Trois jours avant son assassinat, John Lennon se plaignait de ses détracteurs, les accusant de ne s'intéresser qu'aux «héros morts», et évoquait avec optimisme sa famille et son avenir, imaginant avoir «largement le temps» d'atteindre certains buts qu'il s'était fixés.

La dernière entrevue de l'ex-Beatle a été transmise à l'Associated Press par le magazine Rolling Stone mercredi, 30 ans tout juste après sa mort. Le 8 décembre 1980, le musicien qui venait d'avoir 40 ans était assassiné par balles devant l'immeuble new-yorkais où il résidait. Si des extraits de cet entretien réalisé par Jonathan Cott sont parus en 1980 après la disparition de Lennon, jamais encore l'intégralité de l'entrevue, proposée dans le numéro de Rolling Stone attendu en kiosques vendredi, n'avait été publiée par le magazine.

«Ses mots sont totalement joyeux, vibrants, pleins d'espoir, subversifs et dénués de peur», a expliqué Cott, mardi. «Il ne mâchait pas ses mots.»

Dans cet entretien, Lennon réservait certaines de ses paroles les plus dures aux critiques continuellement déçus de l'itinéraire que le musicien originaire de Liverpool avait emprunté, aussi bien en musique que dans sa vie, après la séparation des Fab Four.

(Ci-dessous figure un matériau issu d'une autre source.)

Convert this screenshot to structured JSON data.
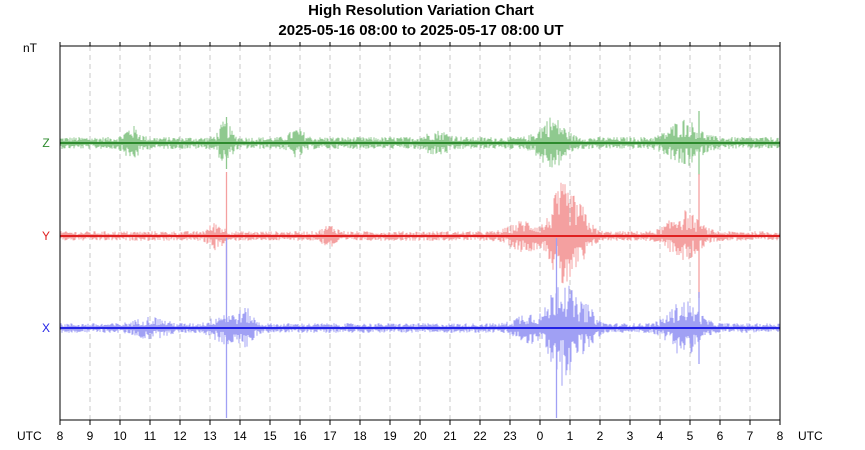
{
  "chart_data": {
    "type": "line",
    "title": "High Resolution Variation Chart",
    "subtitle": "2025-05-16 08:00 to 2025-05-17 08:00 UT",
    "ylabel": "nT",
    "xlabel_left": "UTC",
    "xlabel_right": "UTC",
    "x_ticks": [
      "8",
      "9",
      "10",
      "11",
      "12",
      "13",
      "14",
      "15",
      "16",
      "17",
      "18",
      "19",
      "20",
      "21",
      "22",
      "23",
      "0",
      "1",
      "2",
      "3",
      "4",
      "5",
      "6",
      "7",
      "8"
    ],
    "grid": true,
    "series": [
      {
        "name": "Z",
        "color": "#2e8b2e",
        "fill_color": "#8fc98f",
        "baseline_noise": 5,
        "activity": [
          {
            "hour": 10.4,
            "width": 0.3,
            "amp": 10
          },
          {
            "hour": 13.5,
            "width": 0.25,
            "amp": 14
          },
          {
            "hour": 15.9,
            "width": 0.3,
            "amp": 8
          },
          {
            "hour": 20.6,
            "width": 0.5,
            "amp": 6
          },
          {
            "hour": 24.4,
            "width": 0.5,
            "amp": 18
          },
          {
            "hour": 28.8,
            "width": 0.6,
            "amp": 16
          }
        ],
        "spikes": [
          {
            "hour": 13.55,
            "amp": 26
          },
          {
            "hour": 29.3,
            "amp": 32
          }
        ]
      },
      {
        "name": "Y",
        "color": "#e02020",
        "fill_color": "#f4a0a0",
        "baseline_noise": 4,
        "activity": [
          {
            "hour": 13.2,
            "width": 0.3,
            "amp": 8
          },
          {
            "hour": 17.0,
            "width": 0.3,
            "amp": 6
          },
          {
            "hour": 23.5,
            "width": 0.6,
            "amp": 10
          },
          {
            "hour": 24.7,
            "width": 0.4,
            "amp": 38
          },
          {
            "hour": 25.3,
            "width": 0.4,
            "amp": 22
          },
          {
            "hour": 28.8,
            "width": 0.6,
            "amp": 18
          }
        ],
        "spikes": [
          {
            "hour": 13.55,
            "amp": 64
          },
          {
            "hour": 29.3,
            "amp": 62
          }
        ]
      },
      {
        "name": "X",
        "color": "#2222e6",
        "fill_color": "#a0a0f4",
        "baseline_noise": 4,
        "activity": [
          {
            "hour": 11.0,
            "width": 0.6,
            "amp": 6
          },
          {
            "hour": 13.5,
            "width": 0.5,
            "amp": 10
          },
          {
            "hour": 14.2,
            "width": 0.3,
            "amp": 12
          },
          {
            "hour": 23.6,
            "width": 0.5,
            "amp": 10
          },
          {
            "hour": 24.7,
            "width": 0.45,
            "amp": 44
          },
          {
            "hour": 25.5,
            "width": 0.4,
            "amp": 16
          },
          {
            "hour": 28.8,
            "width": 0.6,
            "amp": 20
          }
        ],
        "spikes": [
          {
            "hour": 13.55,
            "amp": 90
          },
          {
            "hour": 24.55,
            "amp": 90
          },
          {
            "hour": 29.3,
            "amp": 36
          }
        ]
      }
    ]
  }
}
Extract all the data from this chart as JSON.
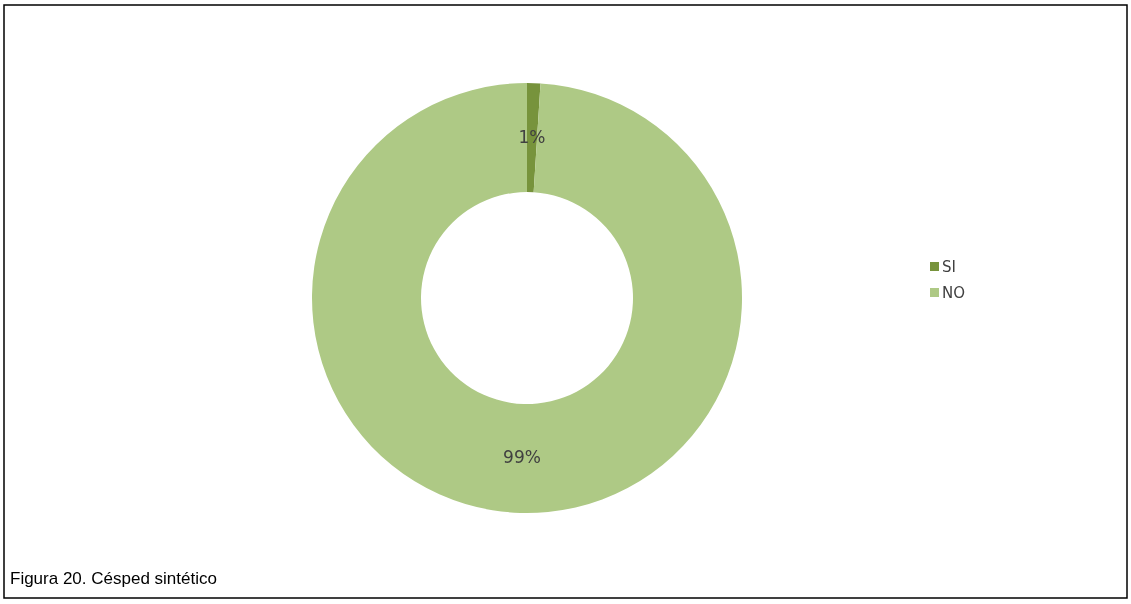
{
  "chart_data": {
    "type": "donut",
    "categories": [
      "SI",
      "NO"
    ],
    "values": [
      1,
      99
    ],
    "colors": [
      "#77933c",
      "#aec985"
    ],
    "value_labels": [
      "1%",
      "99%"
    ],
    "legend": "right",
    "annotations": [
      "Figura 20. Césped sintético"
    ]
  }
}
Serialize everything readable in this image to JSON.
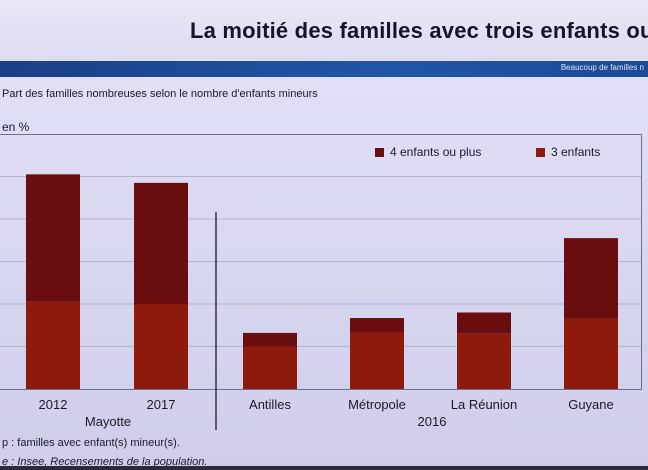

«C'est comme l'adoration d'une idole», grinçait-il en évoquant les «illusions sur les artistes» créées par «ces détracteurs». «Ils aiment seulement les gens quand ils sont en pleine ascension.»

«Ce qu'ils veulent, ce sont des héros morts, comme Sid Vicious et James Dean. Cela ne m'intéresse pas d'être un héros mort...»

Il prédisait également que Bruce Springsteen, alors salué comme l'avenir brillant du rock, endurerait les mêmes critiques: «Et que Dieu vienne en aide à Bruce Springsteen quand ils décideront qu'il n'est plus Dieu (...) J'espère qu'il y survivra.»

Mais Lennon parlait également de ses efforts pour être un bon père pour son plus jeune fils Sean, apprendre à communiquer avec un enfant et évoquait son lien fort avec son épouse Yoko Ono: «J'ai choisi de travailler avec (...) seulement deux personnes: Paul McCartney et Yoko Ono (...) Ce ne sont pas de mauvais» choix.

À 40 ans - depuis le 9 octobre 1980 -, il réfléchissait aussi à ce qu'il avait accompli dans la vie, explorait les grands sujets de la vie et restait engagé en faveur de la paix et de l'amour sur Terre.

«Je n'ai jamais revendiqué la pureté de l'âme. Je n'ai jamais prétendu avoir les réponses à la vie. Je sors seulement des chansons et réponds aux questions aussi honnêtement que possible (...) Mais je crois toujours à la paix, l'amour et la compréhension.»

Jonathan Cott a interviewé Lennon dans son appartement et à son studio d'enregistrement. L'entretien était initialement prévu pour un article sur Lennon et l'album à venir de Yoko Ono, Double Fantasy, mais dans la précipitation à boucler un article après l'assassinat de Lennon tué par balles par Mark David Chapman, seules quelques bribes furent utilisées.

Cott a confié mardi qu'il n'avait réécouté ces heures d'enregistrement qu'il y a quelques mois, à la faveur d'un rangement. Évoquant une «sorte de miracle», il a expliqué que la «bande n'était pas dégradée après 30 ans». Entendre sa voix, «totalement vivante, m'a tellement inspiré que j'ai senti que je devais» vraiment poser l'intégralité de ses paroles sur le papier, dit-il, ajoutant avoir été frappé par les pensées de Lennon sur sa mort et la mortalité. «Je pense que c'était pareil à une réflexion» propre à la cinquantaine.

Yoko Ono a diffusé mardi soir un communiqué en hommage au musicien, appelant ses admirateurs, en cet «anniversaire tragique», à la rejoindre dans le souvenir de «John avec un respect et un profond amour». En 40 ans de vie, «il a tant donné au monde. Le monde a eu de la chance de l'avoir connu. Nous continuons à apprendre tant de lui aujourd'hui», a-t-elle ajouté. «John, je t'aime!».